As part of the run up to Christmas I thought I Would get a head of my baking. A perennial favourite of ours is Cantucci biscuits, dry Italian nut biscuits which are eaten with sweet wine as a dessert, though I prefer mine with an espresso coffee. Making Cantucci is very frugal as they can currently be bought online for up to £5.75 for 300g plus postage and packaging! Unless you actually reduce the ingredients to carbon you have to be ahead of the deal, fortunately this is pretty difficult to do as making Cantucci biscuits is pretty easy.

Cantucci biscuits as logs ready for the first bake

Cantucci biscuits originated from Prato in Italy and are twice baked biscuits, traditionally using almonds though I make mine with hazelnuts.

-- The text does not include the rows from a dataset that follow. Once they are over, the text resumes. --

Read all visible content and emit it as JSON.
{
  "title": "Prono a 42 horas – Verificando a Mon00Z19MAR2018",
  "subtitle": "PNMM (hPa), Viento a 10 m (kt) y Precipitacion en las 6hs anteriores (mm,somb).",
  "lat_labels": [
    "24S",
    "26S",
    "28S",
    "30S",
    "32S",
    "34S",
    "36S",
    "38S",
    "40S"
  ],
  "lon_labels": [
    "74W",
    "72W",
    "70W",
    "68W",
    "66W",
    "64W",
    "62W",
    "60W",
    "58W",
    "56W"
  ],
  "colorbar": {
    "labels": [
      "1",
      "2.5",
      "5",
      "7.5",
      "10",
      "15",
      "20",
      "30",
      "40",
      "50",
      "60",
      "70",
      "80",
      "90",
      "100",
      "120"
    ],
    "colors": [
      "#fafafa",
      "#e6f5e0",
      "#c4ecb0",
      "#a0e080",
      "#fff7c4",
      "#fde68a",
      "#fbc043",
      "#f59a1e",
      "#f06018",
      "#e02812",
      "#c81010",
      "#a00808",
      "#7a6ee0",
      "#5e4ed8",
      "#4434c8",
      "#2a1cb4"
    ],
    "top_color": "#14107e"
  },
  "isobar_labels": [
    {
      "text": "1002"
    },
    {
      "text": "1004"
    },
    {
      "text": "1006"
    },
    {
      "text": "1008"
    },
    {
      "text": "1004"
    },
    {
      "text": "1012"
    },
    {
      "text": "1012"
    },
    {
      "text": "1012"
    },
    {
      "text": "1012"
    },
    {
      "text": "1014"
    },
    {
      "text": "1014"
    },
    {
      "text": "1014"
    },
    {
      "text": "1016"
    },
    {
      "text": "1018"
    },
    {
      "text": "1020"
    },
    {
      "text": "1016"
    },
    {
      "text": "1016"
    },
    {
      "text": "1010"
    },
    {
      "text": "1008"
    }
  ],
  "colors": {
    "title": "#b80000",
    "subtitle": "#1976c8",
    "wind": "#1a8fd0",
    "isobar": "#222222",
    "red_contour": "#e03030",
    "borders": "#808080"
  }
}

My recipe is easy and makes approximately a kilo of biscuits, you can substitute the hazelnuts for almonds (which is more traditional), walnuts or even pine nuts if you are feeling rich enough.

To make Cantucci you need

500g plain flour

250 g caster sugar

2 tbsp of baking powder (a modern addition but does help to keep an open structure to the biscuits)

3 eggs

! vanilla pod, seeds scraped

A good knob of butter

350g whole hazelnuts

2 tbsp Amaretto

Cantucci biscuit logs after the 1st bake

Before I get in to the method a quick word about Vanilla pods. Vanilla pods are expensive, but not as expensive as supermarkets would have you believe. That tearing sound that you hear when you buy Vanilla pods from a supermarket is the sound of you being ripped off. A better way of buying vanilla pods is from ebay, I’ve just looked and I can buy 20 pods including post and packaging for less than £4, that’s 20p each, not so expensive now!

Well on to the method

Preheat your oven to 180C /gas mark 4.

Pop the nuts onto a baking tray and roast for 15 mins, then rub the skins off in an old tea towel while warm, don’t worry if not all the skins come off. Leave to cool then roughly chop.

Cantucci biscuits after 2nd bake

Mix the flour with the baking powder, sugar and vanilla seeds . Separately  beat the eggs and add the Amaretto (do use Amaretto or some similar liqueur as it really adds to the flavour).  pour the egg mixture into the flour and mix until you get a soft dough, add the nuts.

Form the dough into two logs about 25cm long. Line a baking tray with baking paper and smear liberally with butter. Place the logs on the paper and bake for 25 mins.

Remove and cool. When cool enough to handle slice the logs into 1.5cm slices with a bread knife., lay the pieces flat back onto to the baking parchment and bake again for another 15 mins, they are done when they are lightly browned.

Cool and store in an air tight container.

That’s it, they are really nice and make an impressively casual dessert with friends and family for  the minimum of faffing about in the kitchen. Let me know if you give them ago.